The doi.org resolution downtime on 2024-05-29 was caused by a sudden disappearance of our access to Cloudflare’s “Load Balancing” product. This has been used by doi.org to steer traffic based on location to appropriate backend servers. We were not able to re-enable “Load Balancing” and found a workaround using AWS services, eventually AWS “Global Accelerator”.
We opened a ticket with Cloudflare at that time, but after three weeks we have not received any useful information from them. During this time, Cloudflare has noted an issue with billing and subscriptions at https://www.cloudflarestatus.com/incidents/5t270n2ndf0h . We suspect that our issue is related to this, and just happens to have been perfectly organized to result in a loss of service.

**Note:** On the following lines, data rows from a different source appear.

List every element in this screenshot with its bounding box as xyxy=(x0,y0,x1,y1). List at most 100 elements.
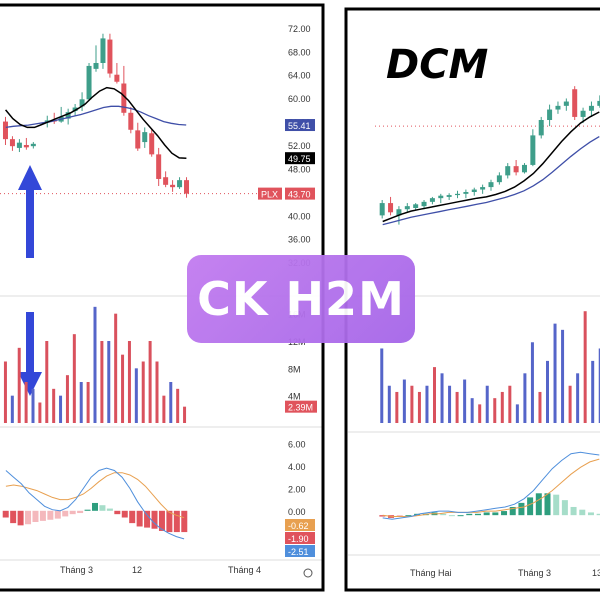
ticker-tag: PLX xyxy=(261,190,278,200)
macd-axis-tick: 0.00 xyxy=(288,507,306,517)
candle-body xyxy=(580,110,586,117)
right-panel: Tháng Hai Tháng 3 13 xyxy=(348,86,600,578)
macd-label: -1.90 xyxy=(288,534,309,544)
macd-label-box xyxy=(285,532,315,544)
volume-bar xyxy=(148,341,152,423)
price-axis-tick: 36.00 xyxy=(288,235,311,245)
macd-histogram-bar xyxy=(535,493,542,516)
volume-bar xyxy=(402,379,406,423)
candle-body xyxy=(107,39,113,74)
candle-body xyxy=(496,175,502,183)
volume-bar xyxy=(508,385,512,423)
candle-body xyxy=(65,112,71,119)
macd-histogram-bar xyxy=(69,510,76,515)
candle-body xyxy=(488,182,494,188)
volume-axis-tick: 4M xyxy=(288,392,301,402)
macd-histogram-bar xyxy=(440,513,447,516)
candle-body xyxy=(379,203,385,216)
volume-bar xyxy=(17,347,21,423)
volume-bar xyxy=(134,368,138,423)
candle-body xyxy=(530,135,536,165)
volume-bar xyxy=(538,391,542,423)
volume-bar xyxy=(478,404,482,423)
candle-body xyxy=(396,209,402,216)
x-axis-tick: 12 xyxy=(132,565,142,575)
volume-bar xyxy=(93,306,97,423)
candle-body xyxy=(30,143,36,147)
macd-histogram-bar xyxy=(544,493,551,516)
macd-histogram-bar xyxy=(32,510,39,522)
price-label-box xyxy=(285,119,315,132)
candle-body xyxy=(421,201,427,207)
volume-bar xyxy=(141,361,145,423)
candle-body xyxy=(547,109,553,120)
candle-body xyxy=(156,154,162,179)
price-label: 43.70 xyxy=(288,190,311,200)
macd-histogram-bar xyxy=(39,510,46,521)
candle-body xyxy=(455,193,461,196)
candle-body xyxy=(16,142,22,148)
macd-histogram-bar xyxy=(25,510,32,525)
macd-histogram-bar xyxy=(54,510,61,519)
macd-label: -2.51 xyxy=(288,547,309,557)
volume-bar xyxy=(433,367,436,423)
volume-bar xyxy=(114,313,118,423)
volume-bar xyxy=(24,382,28,423)
candle-body xyxy=(135,130,141,149)
volume-label-box xyxy=(285,400,317,413)
ticker-tag-box xyxy=(258,187,282,200)
candle-body xyxy=(563,101,569,106)
volume-bar xyxy=(169,382,173,423)
candle-body xyxy=(597,100,600,106)
macd-label: -0.62 xyxy=(288,521,309,531)
candle-body xyxy=(404,206,410,210)
candle-body xyxy=(438,195,444,199)
macd-histogram-bar xyxy=(47,510,54,520)
candle-body xyxy=(480,187,486,190)
macd-histogram-bar xyxy=(2,510,9,518)
candle-body xyxy=(446,195,452,197)
macd-histogram-bar xyxy=(114,510,121,515)
volume-bar xyxy=(79,382,83,423)
volume-bar xyxy=(31,388,35,423)
candle-body xyxy=(163,177,169,185)
candle-body xyxy=(555,105,561,110)
macd-histogram-bar xyxy=(92,502,98,511)
moving-average-fast-line xyxy=(5,86,187,159)
candle-body xyxy=(538,120,544,136)
macd-histogram-bar xyxy=(173,510,180,533)
macd-axis-tick: 4.00 xyxy=(288,462,306,472)
price-label-box xyxy=(285,152,315,165)
settings-icon xyxy=(303,568,313,578)
volume-bar xyxy=(127,341,131,423)
x-axis-tick: Tháng Hai xyxy=(410,568,452,578)
volume-bar xyxy=(500,391,504,423)
candle-body xyxy=(413,204,419,208)
x-axis-tick: Tháng 3 xyxy=(60,565,93,575)
volume-bar xyxy=(493,398,497,423)
macd-histogram-bar xyxy=(84,509,91,511)
macd-histogram-bar xyxy=(121,510,128,518)
volume-bar xyxy=(470,398,474,423)
volume-bar xyxy=(45,341,49,423)
macd-axis-tick: 6.00 xyxy=(288,440,306,450)
candle-body xyxy=(463,192,469,194)
volume-bar xyxy=(107,341,111,423)
volume-bar xyxy=(455,391,459,423)
moving-average-fast-line xyxy=(382,111,600,223)
volume-bar xyxy=(561,329,565,423)
macd-histogram-bar xyxy=(62,510,69,517)
volume-bar xyxy=(448,385,452,423)
candle-body xyxy=(505,166,511,176)
volume-bar xyxy=(568,385,572,423)
macd-histogram-bar xyxy=(136,510,143,527)
macd-histogram-bar xyxy=(144,510,151,528)
volume-bar xyxy=(530,342,534,423)
candle-body xyxy=(513,166,519,173)
volume-bar xyxy=(380,348,384,423)
volume-bar xyxy=(162,395,166,423)
price-axis-tick: 64.00 xyxy=(288,71,311,81)
volume-axis-tick: 8M xyxy=(288,364,301,374)
macd-histogram-bar xyxy=(396,515,403,517)
candle-body xyxy=(23,145,29,148)
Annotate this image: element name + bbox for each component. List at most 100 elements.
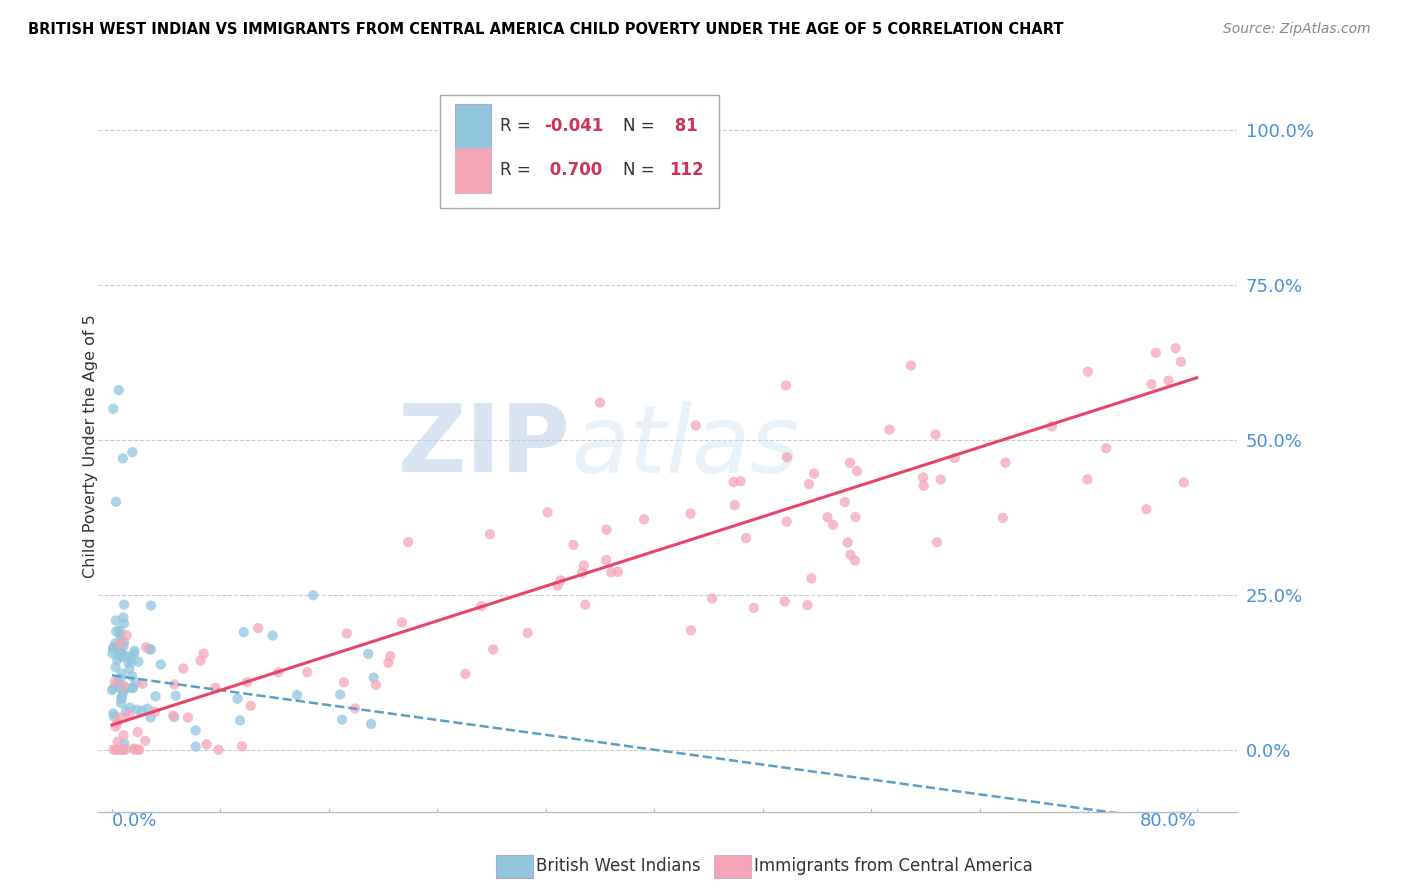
Point <box>105 743 128 757</box>
Point <box>101 683 124 698</box>
Point <box>562 538 585 552</box>
Point <box>112 679 135 693</box>
Point <box>121 681 143 696</box>
Point <box>139 599 162 613</box>
Point <box>333 675 356 690</box>
Point <box>131 677 153 691</box>
Point <box>111 743 134 757</box>
Point <box>1040 419 1063 434</box>
Point <box>924 427 946 442</box>
Point <box>231 739 253 754</box>
Point <box>571 566 593 580</box>
Point <box>131 704 153 718</box>
Point <box>112 635 135 649</box>
Text: R =: R = <box>501 161 537 179</box>
Point <box>247 621 270 635</box>
Point <box>163 677 186 691</box>
Point <box>127 725 149 739</box>
Point <box>735 531 758 545</box>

Although widespread billing issues may explain Cloudflare’s lack of response to our ticket, we find it disappointing, especially given that we had actual service downtime as a result.
We have decided to make our use of AWS “Global Accelerator” permanent. For doi.org, this service is significantly less expensive than Cloudflare’s “Load Balancing”, and even seems to have a small positive effect on latency. We are still using Cloudflare services also, especially for rate limiting and potential DDoS mitigation.
We will continue to monitor our Cloudflare subscriptions, billing, and tickets for any new issues or any explanatory information. And we apologize for the inconvenience caused by this downtime.